Medications and Interventions

Tissue expander pain can be controlled by prescription medications and other strategies. Your doctor may recommend:

  • NSAIDs: Taking a non-steroidal anti-inflammatory drug (NSAID) such as Advil (ibuprofen), Tylenol (acetamenophen), and Aleve (naproxen sodium) at least 30 minutes before each fill and again a few hours afterward may head off pain. One study found that some women undergoing tissue expansion achieved sufficient pain relief from such over-the-counter NSAIDs. In some cases, your doctor may instead recommend a stronger, prescription version.
  • Muscle relaxants or opioids: These medications should be used sparingly and only to ease the worst pain directly after a fill.
  • A lidocaine skin patch: This may be used to reduce moderate tissue expander pain. Lidocaine patches are now available over the counter, though it's a good idea to talk to your doctor before using them. Some people may develop skin irritation with lidocaine patches that could increase the risk of infection, especially for those going through radiation therapy. If you go this route, make sure to read the package directions carefully and do not leave the patch in place longer than the recommended duration.
  • Expander adjustments: If you are feeling too uncomfortable, your doctor can remove some of the saline solution so that your muscles don't stretch too fast. You may also ask for smaller fills going forward. (Larger fills can increase the risk of skin breakdown and possibly infection, especially if you are having radiation.)
  • Local anesthetics, blocks, and Botox: Studies have shown that in cases of severe pain, local IV anesthetics, nerve blocks, and Botox (botulinum toxin A) injections can relieve pain. These are meant to be used right after a fill for a short period of time.

When to Call Your Doctor

Pain and other symptoms can be caused by infection rather than muscular pain from expanders. Call your doctor right away if you have a fever, or redness, warmth, or swelling in the breast area.

Whatever method you use for pain relief, it's important to take care of your skin. The skin above your expander is at risk for breakdown (necrosis) and, as noted, infection.
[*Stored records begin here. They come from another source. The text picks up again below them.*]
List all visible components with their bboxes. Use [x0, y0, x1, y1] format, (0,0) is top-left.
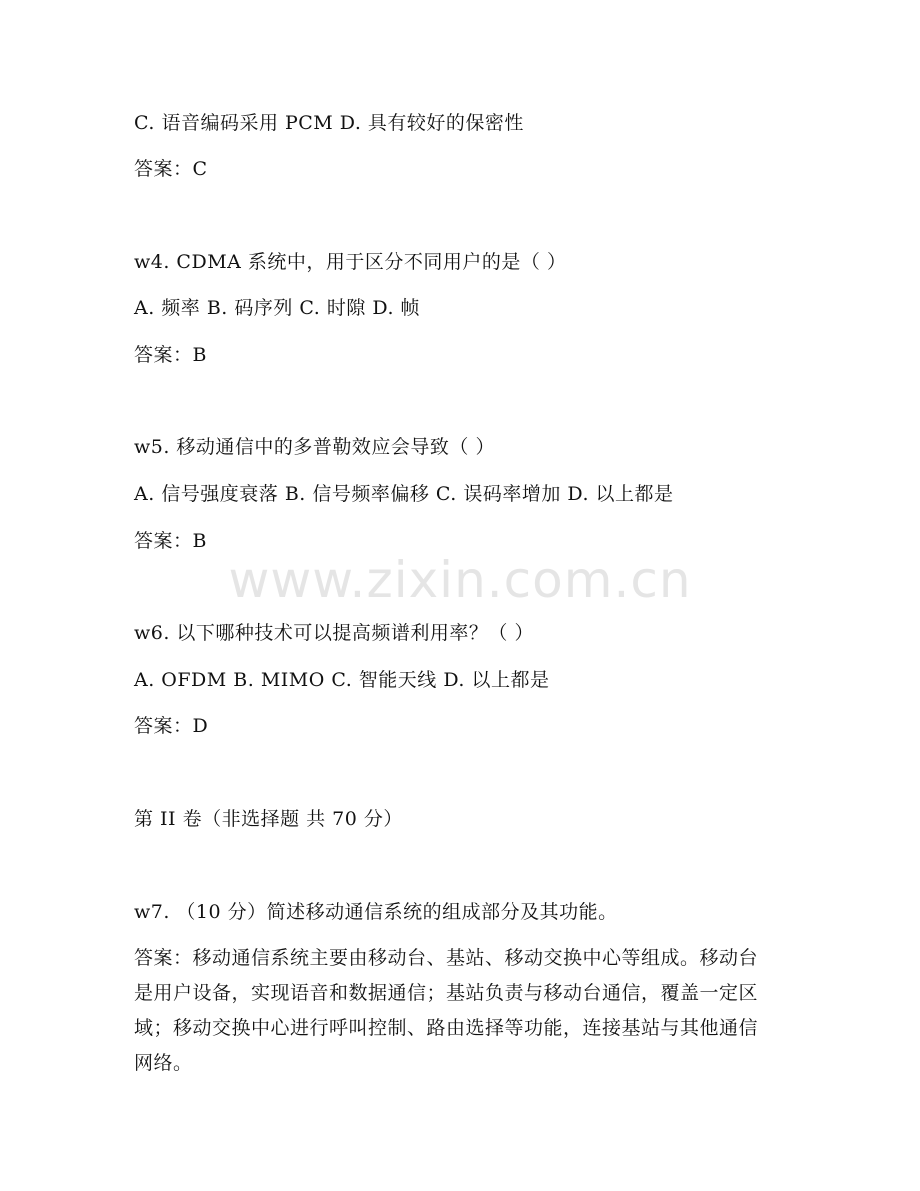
q4-question: w4. CDMA 系统中，用于区分不同用户的是（ ） — [134, 251, 567, 273]
q6-answer: 答案：D — [134, 715, 209, 737]
q3-answer: 答案：C — [134, 158, 208, 180]
q7-question: w7. （10 分）简述移动通信系统的组成部分及其功能。 — [134, 901, 618, 923]
q6-options: A. OFDM B. MIMO C. 智能天线 D. 以上都是 — [134, 669, 550, 691]
q5-question: w5. 移动通信中的多普勒效应会导致（ ） — [134, 436, 495, 458]
q5-answer: 答案：B — [134, 530, 207, 552]
q4-answer: 答案：B — [134, 344, 207, 366]
q7-answer: 答案：移动通信系统主要由移动台、基站、移动交换中心等组成。移动台是用户设备，实现语音和数据通信；基站负责与移动台通信，覆盖一定区域；移动交换中心进行呼叫控制、路由选择等功能，连接基站与其他通信网络。 — [134, 947, 759, 1074]
q3-options-cd: C. 语音编码采用 PCM D. 具有较好的保密性 — [134, 112, 524, 134]
q5-options: A. 信号强度衰落 B. 信号频率偏移 C. 误码率增加 D. 以上都是 — [134, 483, 674, 505]
q6-question: w6. 以下哪种技术可以提高频谱利用率？（ ） — [134, 622, 534, 644]
q4-options: A. 频率 B. 码序列 C. 时隙 D. 帧 — [134, 297, 421, 319]
section-title: 第 II 卷（非选择题 共 70 分） — [134, 808, 403, 830]
watermark: www.zixin.com.cn — [228, 551, 692, 609]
If your tissue expanders are very uncomfortable, see your doctor to make sure that your pain isn't due to an underlying infection, especially if you are also receiving radiation therapy.

A Word From Verywell

Pain from tissue expanders used in breast reconstruction is very common, but thankfully, temporary. Permanent implants are more flexible and easier to tolerate than tissue expanders. Most women report having far less pain once the implants are in place.